In the 1950s and 1960 and in the early 1970s, when women had little access to reliable birth control, little education about where babies come from (besides being admonished to keep an aspirin between their knees, presumably), the routine for white, middle-class unmarried girls and women who had babies was shame, silence, and the all but forced separation of mother and child by adoption laws that erased the mother’s existence and rewrote a child’s history “as if” born to adoptive parents.
These, seemingly, were the good old days to the likes of Santorum and his billionaire backer Friess. But they were not the good old days for those of us in the progressive adoption reform movement. We call them the “Baby Scoop Era,” when babies were unceremoniously taken from their mothers and often lost to them forever after.
These days, though adoption placement coercion is still far too common, the notion that a woman is unfit to parent her child simply because her sexuality exists outside of legal marriage is most often dismissed.
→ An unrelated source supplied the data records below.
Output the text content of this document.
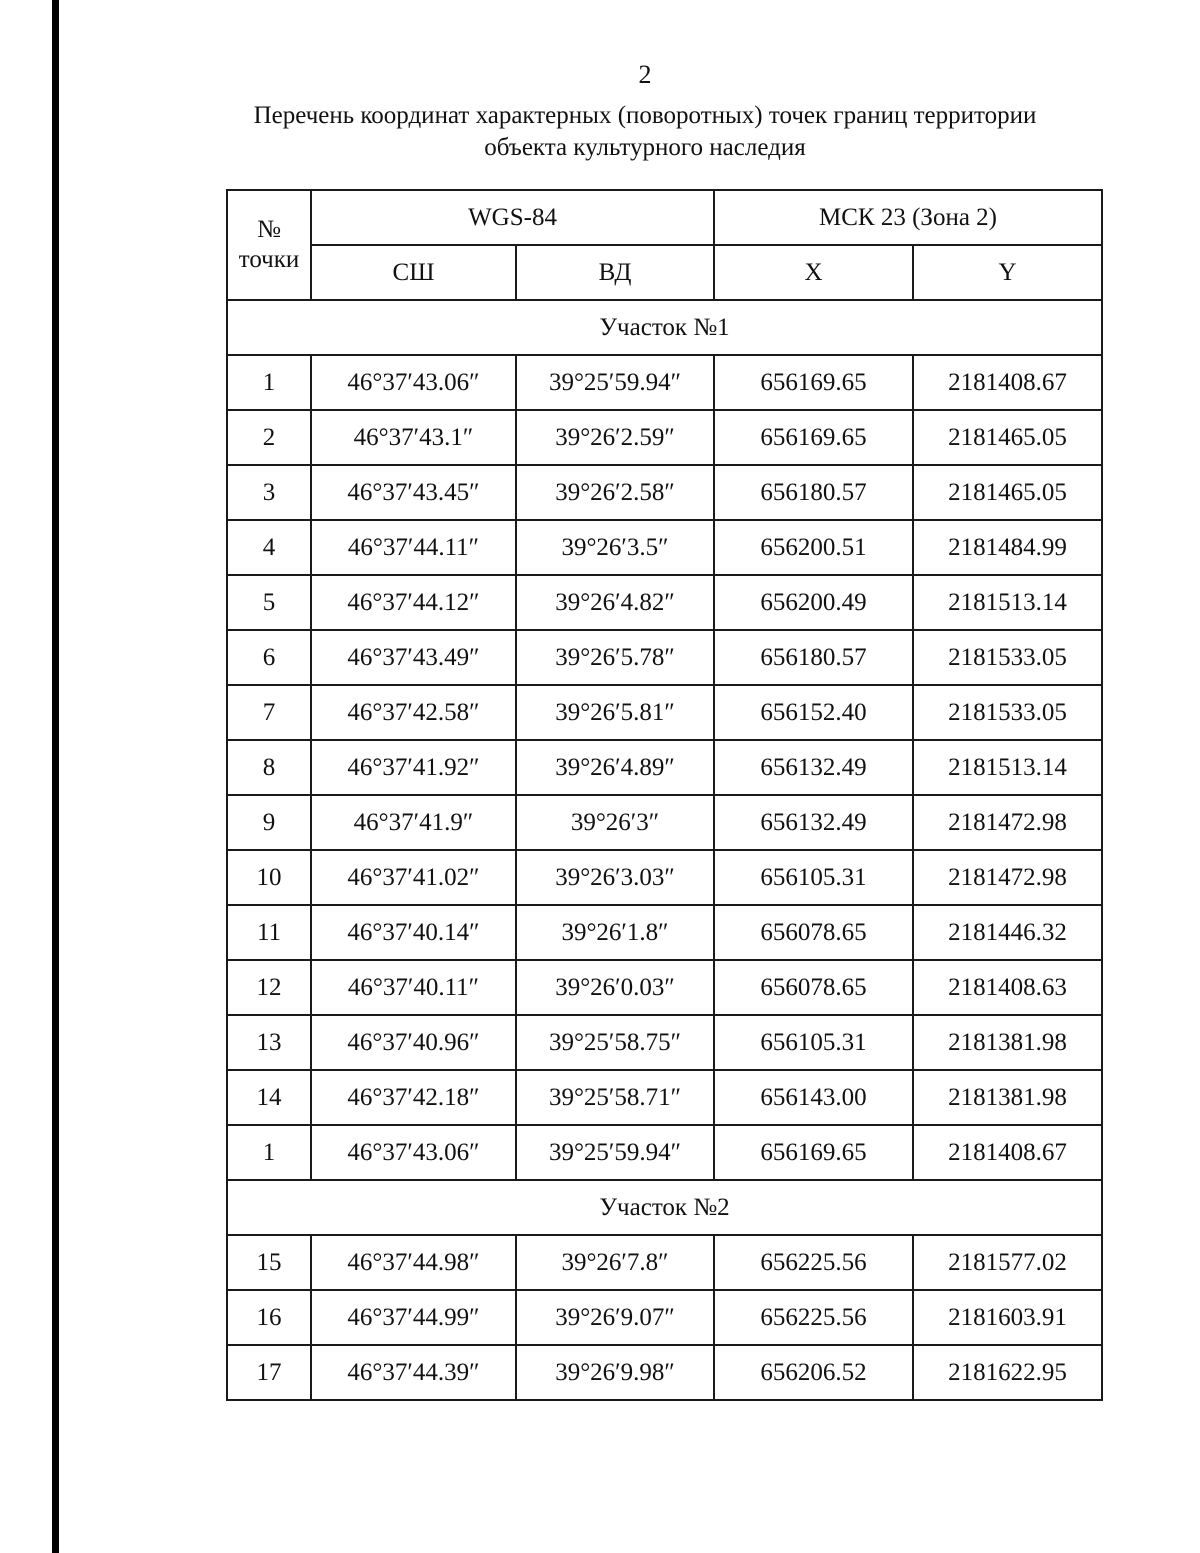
2
Перечень координат характерных (поворотных) точек границ территории
объекта культурного наследия
№
точки	WGS-84		МСК 23 (Зона 2)	
	СШ	ВД	X	Y
Участок №1				
1	46°37′43.06″	39°25′59.94″	656169.65	2181408.67
2	46°37′43.1″	39°26′2.59″	656169.65	2181465.05
3	46°37′43.45″	39°26′2.58″	656180.57	2181465.05
4	46°37′44.11″	39°26′3.5″	656200.51	2181484.99
5	46°37′44.12″	39°26′4.82″	656200.49	2181513.14
6	46°37′43.49″	39°26′5.78″	656180.57	2181533.05
7	46°37′42.58″	39°26′5.81″	656152.40	2181533.05
8	46°37′41.92″	39°26′4.89″	656132.49	2181513.14
9	46°37′41.9″	39°26′3″	656132.49	2181472.98
10	46°37′41.02″	39°26′3.03″	656105.31	2181472.98
11	46°37′40.14″	39°26′1.8″	656078.65	2181446.32
12	46°37′40.11″	39°26′0.03″	656078.65	2181408.63
13	46°37′40.96″	39°25′58.75″	656105.31	2181381.98
14	46°37′42.18″	39°25′58.71″	656143.00	2181381.98
1	46°37′43.06″	39°25′59.94″	656169.65	2181408.67
Участок №2				
15	46°37′44.98″	39°26′7.8″	656225.56	2181577.02
16	46°37′44.99″	39°26′9.07″	656225.56	2181603.91
17	46°37′44.39″	39°26′9.98″	656206.52	2181622.95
Being young, single, even poor, are not reasons in and of themselves to place a baby for adoption and more and more girls and women — Bristol Palin, for example — know this and have resisted adoption for their children.
But more and more married couples are having fertility trouble these days too, and the wait to adopt a healthy white infant is long — often many years long — and the international adoption market is in flux, frequently disrupted by child trafficking scandals or rumors of them and political upheaval.
I am not suggesting there is a smoke-filled room in which red-faced republican men are plotting a fresh supply of healthy, domestic-born, white babies for the adoption market. But there is a certain symmetry in the push for adoption and the beatification of adoptive families in right-wing circles and this desire to keep women’s fertility in men’s control. The people opining about aspirin between the knees would be more than happy to suggest that the babies of fallen women be adopted by the “right” people — middle-class married couples. They would be proud of such a solution, no doubt.
But those who survived the baby scoop era (for example, the women whose voices fill The Girls Who Went Away) know better than to believe the pretty picture of adoption as a perfect solution in the case of an unplanned pregnancy. Assured that they would forget their babies and move on with their lives — marry, have more children — many of the women who relinquished their children to adoption in the mid-twentieth century tell stories of lifelong anguish, shame, guilt, hiding, even hiding the truth, sometimes from spouses and other children. The children of those women — the ones adopted — tell stories of searching desperately for something as simple as the name their mother gave them at birth, before it was sealed by the court and they were given a new one by adoptive parents.
These are not times anyone should wish to return to. The open records movement is made up of adoptees, first parents, and adoptive parents who believe adoptees have a right to their original birth certificates — the basic information of how they came into the world that non-adopted people mostly take for granted.
But most importantly, the adoption reform movement wants to see fewer babies separated from the mothers who bore them in the first place. Hard as that might be for people waiting to adopt a baby, (and I have been one, so I understand how it feels), it is better for mothers, for children and for our society and its view of women overall, when we acknowledge that women — and girls — have a right to both their bodies and their babies, regardless of when, where, how, with whom and even simply if, they have sex.
I like to think that the worms are out of the can and there can never be a return to the Baby Scoop era. And perhaps there can’t — not exactly in that original form — but there can be something new that is just as bad in its own way. To prevent that we need to shout to the skies that not only do women have a right to have sex without having babies, but when they do, they have a right to raise their children — with or without the dubious benefit of the GOP’s blessing.